I want to calculate the mean over some group column 'a' but include only one value per second group column 'b'.
Constraints:
- I want to preserve all original records in the result.
- (if possible) avoid self-joins
- The solution should be compatible with the streaming engine in the sense that it avoids in-memory-maps.
For example I have this dataframe
import polars as pl
df = pl.LazyFrame({
"a": ["X", "Y", "Y", "Y", "Y"],
"b": ["u", "v", "w", "w", "w"],
"c": [1, 2, 3, 3, 3],
})
┌─────┬─────┬─────┐
│ a ┆ b ┆ c │
│ --- ┆ --- ┆ --- │
│ str ┆ str ┆ i64 │
╞═════╪═════╪═════╡
│ X ┆ u ┆ 1 │
│ Y ┆ v ┆ 2 │
│ Y ┆ w ┆ 3 │
│ Y ┆ w ┆ 3 │
│ Y ┆ w ┆ 3 │
└─────┴─────┴─────┘
I have tried this which gives an error
df.with_columns(
pl.col("c").first().over("b").mean().over("a").alias("mean")
).collect(engine="streaming")
# polars.exceptions.InvalidOperationError: window expression not allowed in aggregation
The best I have found so far is introducing a helper column "cum_count"
(
df.with_columns(pl.col("b").cum_count().over("b").alias("cum_count"))

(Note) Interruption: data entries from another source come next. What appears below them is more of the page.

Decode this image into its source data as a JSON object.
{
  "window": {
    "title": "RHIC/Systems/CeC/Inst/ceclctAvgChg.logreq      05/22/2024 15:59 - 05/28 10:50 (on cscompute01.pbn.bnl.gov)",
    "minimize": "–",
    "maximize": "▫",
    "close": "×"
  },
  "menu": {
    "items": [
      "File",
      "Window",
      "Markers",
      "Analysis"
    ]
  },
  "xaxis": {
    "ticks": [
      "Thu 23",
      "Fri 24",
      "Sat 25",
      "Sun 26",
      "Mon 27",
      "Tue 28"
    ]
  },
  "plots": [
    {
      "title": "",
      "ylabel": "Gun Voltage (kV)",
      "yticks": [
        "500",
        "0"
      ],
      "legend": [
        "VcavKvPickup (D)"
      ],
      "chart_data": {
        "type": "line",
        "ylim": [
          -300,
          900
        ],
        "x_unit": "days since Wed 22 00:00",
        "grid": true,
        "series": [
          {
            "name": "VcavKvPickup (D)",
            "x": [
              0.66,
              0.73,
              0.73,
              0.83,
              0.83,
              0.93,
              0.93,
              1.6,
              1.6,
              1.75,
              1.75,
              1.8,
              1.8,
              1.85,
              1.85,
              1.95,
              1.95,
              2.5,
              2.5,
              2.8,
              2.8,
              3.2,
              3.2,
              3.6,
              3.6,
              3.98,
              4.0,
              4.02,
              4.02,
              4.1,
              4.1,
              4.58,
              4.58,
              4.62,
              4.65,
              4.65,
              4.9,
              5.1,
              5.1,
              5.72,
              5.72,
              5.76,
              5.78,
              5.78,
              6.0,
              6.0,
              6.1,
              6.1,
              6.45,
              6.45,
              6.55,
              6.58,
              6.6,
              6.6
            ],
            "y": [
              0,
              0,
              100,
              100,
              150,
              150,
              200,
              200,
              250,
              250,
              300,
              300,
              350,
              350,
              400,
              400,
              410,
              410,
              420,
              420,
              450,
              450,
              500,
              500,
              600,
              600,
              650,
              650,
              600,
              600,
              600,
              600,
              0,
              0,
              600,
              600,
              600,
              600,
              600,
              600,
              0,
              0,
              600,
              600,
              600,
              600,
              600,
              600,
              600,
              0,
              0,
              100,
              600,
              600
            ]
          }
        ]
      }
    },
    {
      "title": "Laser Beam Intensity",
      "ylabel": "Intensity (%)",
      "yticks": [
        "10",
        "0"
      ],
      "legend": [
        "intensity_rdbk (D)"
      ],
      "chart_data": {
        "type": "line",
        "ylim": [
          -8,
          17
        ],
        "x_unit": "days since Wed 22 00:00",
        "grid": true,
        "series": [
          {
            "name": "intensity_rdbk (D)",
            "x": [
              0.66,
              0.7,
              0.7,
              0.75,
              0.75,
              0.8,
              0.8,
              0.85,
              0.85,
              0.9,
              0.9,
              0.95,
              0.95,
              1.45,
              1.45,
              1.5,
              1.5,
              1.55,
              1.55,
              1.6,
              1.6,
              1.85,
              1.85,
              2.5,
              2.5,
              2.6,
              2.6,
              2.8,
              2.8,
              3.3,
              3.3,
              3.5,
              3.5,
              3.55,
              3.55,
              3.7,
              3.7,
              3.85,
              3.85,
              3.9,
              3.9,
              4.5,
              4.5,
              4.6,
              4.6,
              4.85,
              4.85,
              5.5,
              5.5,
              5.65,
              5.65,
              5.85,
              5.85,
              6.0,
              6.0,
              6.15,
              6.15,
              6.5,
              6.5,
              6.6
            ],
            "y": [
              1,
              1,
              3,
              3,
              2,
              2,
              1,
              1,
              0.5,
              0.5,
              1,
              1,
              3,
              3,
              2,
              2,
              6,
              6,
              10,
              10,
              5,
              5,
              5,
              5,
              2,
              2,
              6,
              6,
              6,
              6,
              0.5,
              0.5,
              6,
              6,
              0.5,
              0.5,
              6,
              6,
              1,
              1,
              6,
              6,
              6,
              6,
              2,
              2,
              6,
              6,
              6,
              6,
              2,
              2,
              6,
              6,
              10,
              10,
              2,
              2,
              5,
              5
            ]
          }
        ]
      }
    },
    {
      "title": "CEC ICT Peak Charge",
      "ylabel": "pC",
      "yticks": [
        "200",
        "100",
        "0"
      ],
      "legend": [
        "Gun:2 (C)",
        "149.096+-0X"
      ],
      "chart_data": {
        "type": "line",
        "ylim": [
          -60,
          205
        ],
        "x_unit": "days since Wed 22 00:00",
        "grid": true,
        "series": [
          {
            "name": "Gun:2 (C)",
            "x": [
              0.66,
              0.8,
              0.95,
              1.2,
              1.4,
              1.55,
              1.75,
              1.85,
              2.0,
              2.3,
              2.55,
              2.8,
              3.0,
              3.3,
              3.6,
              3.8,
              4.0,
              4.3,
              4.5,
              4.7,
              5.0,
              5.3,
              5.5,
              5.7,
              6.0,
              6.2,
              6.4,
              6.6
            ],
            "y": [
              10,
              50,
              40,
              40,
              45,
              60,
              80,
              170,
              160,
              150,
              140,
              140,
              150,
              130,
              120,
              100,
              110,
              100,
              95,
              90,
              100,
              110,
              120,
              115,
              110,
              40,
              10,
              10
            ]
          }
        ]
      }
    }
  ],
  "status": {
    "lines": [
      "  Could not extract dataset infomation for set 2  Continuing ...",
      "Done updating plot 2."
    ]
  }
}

.with_columns(pl.col("c").filter(pl.col("cum_count") == 1).mean().over("a").alias("mean"))
).collect(engine="streaming")
which gives the expected result
┌─────┬─────┬─────┬───────────┬──────┐
│ a ┆ b ┆ c ┆ cum_count ┆ mean │
│ --- ┆ --- ┆ --- ┆ --- ┆ --- │
│ str ┆ str ┆ i64 ┆ u32 ┆ f64 │
╞═════╪═════╪═════╪═══════════╪══════╡
│ X ┆ u ┆ 1 ┆ 1 ┆ 1.0 │
│ Y ┆ v ┆ 2 ┆ 1 ┆ 2.5 │
│ Y ┆ w ┆ 3 ┆ 1 ┆ 2.5 │
│ Y ┆ w ┆ 3 ┆ 2 ┆ 2.5 │
│ Y ┆ w ┆ 3 ┆ 3 ┆ 2.5 │
└─────┴─────┴─────┴───────────┴──────┘
but requires an in-memory-map when inspecting .show_graph(plan_stage="physical", engine="streaming").
I wonder if this problem is fundamentally non-streamable or if there is a better solution that avoids in-memory-maps?